Voilà, c'est la fin de ma demie-heure mystique et je redescends sur terre. Pour conclure, non pas une citation pompeuse mais une belle vidéo présentant la bonne vieille XLS 500 qui a une sacrée gueule en plus d'être fiable, increvable, raisonnable et adaptable. Si je deviens animiste, je me réincarnerai en Honda 500 XLS. Vous voyez que j'ai des ambitions modestes et que je ne crains plus d'accepter ce que d'aucun appelerait l'humiliation pour m'incarner fut-ce en moto !

1 Comments:

Blogger El Gringo said...

La 500 XLS, ce n'est pas toi.
Fine et haute sur pattes, c'est un petit pose-cul étroit qui tangue au gré des ondulations et malgré son monocylindre, c'est un multisoupapes qui doit chanter dans les aigus pour se faire entendre.

De la même fabrique et vers la même époque, je te verrais plutôt en 1000 Goldwing. Large, lourde, mais bien plus agile qu'il n'y parait c'est l'engin fiable et déconcertant par excellence.

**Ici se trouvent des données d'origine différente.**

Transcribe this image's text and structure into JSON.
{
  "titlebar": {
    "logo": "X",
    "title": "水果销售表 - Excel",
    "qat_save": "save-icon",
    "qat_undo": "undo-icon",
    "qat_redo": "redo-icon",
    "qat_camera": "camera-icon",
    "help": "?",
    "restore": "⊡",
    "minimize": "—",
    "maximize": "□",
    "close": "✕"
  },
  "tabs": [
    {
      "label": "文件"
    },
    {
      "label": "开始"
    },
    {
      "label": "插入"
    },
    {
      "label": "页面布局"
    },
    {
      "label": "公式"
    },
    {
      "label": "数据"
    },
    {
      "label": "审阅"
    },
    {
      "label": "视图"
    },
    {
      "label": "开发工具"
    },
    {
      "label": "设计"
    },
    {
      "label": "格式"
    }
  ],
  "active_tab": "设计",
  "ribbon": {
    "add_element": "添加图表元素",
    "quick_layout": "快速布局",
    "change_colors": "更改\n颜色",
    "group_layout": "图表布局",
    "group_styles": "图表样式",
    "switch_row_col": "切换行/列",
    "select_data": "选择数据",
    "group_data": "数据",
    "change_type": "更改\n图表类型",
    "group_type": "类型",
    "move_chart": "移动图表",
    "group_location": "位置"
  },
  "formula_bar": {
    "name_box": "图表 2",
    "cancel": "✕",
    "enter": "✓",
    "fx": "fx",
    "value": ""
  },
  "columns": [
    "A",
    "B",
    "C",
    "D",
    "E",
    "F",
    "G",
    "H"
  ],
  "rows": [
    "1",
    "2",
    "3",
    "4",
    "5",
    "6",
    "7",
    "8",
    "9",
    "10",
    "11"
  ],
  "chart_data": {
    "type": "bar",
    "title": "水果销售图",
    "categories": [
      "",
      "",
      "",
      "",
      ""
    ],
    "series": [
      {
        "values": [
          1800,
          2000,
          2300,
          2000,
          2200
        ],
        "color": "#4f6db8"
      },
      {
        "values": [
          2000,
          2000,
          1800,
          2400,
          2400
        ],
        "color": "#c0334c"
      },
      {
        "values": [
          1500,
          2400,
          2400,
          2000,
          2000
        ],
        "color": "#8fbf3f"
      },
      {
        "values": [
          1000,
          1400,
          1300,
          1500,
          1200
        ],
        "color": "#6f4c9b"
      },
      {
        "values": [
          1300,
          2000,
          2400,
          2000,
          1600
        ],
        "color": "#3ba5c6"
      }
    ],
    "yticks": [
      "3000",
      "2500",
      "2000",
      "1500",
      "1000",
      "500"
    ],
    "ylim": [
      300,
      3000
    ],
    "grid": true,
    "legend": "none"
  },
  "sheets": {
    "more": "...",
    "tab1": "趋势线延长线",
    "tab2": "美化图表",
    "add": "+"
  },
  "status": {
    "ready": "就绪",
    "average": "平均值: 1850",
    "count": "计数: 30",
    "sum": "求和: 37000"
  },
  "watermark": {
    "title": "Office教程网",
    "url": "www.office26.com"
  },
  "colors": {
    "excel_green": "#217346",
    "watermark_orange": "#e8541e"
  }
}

Ce n'est pas la grosse bête que l'on croit voir au premier abord. Sous l'imposant réservoir se cache bien autre chose qu'un gros bidon et quand on la détaille, on découvre tout un tas de caractéristiques qui sortent de l’ordinaire. La 1000 Goldwing, c'est la force à laquelle on ne prête pas attention au premier regard mais qui captive à l'usage.

PS: Dis à Lapinou qu'il arrête de se branler sur les suppositoires à camion!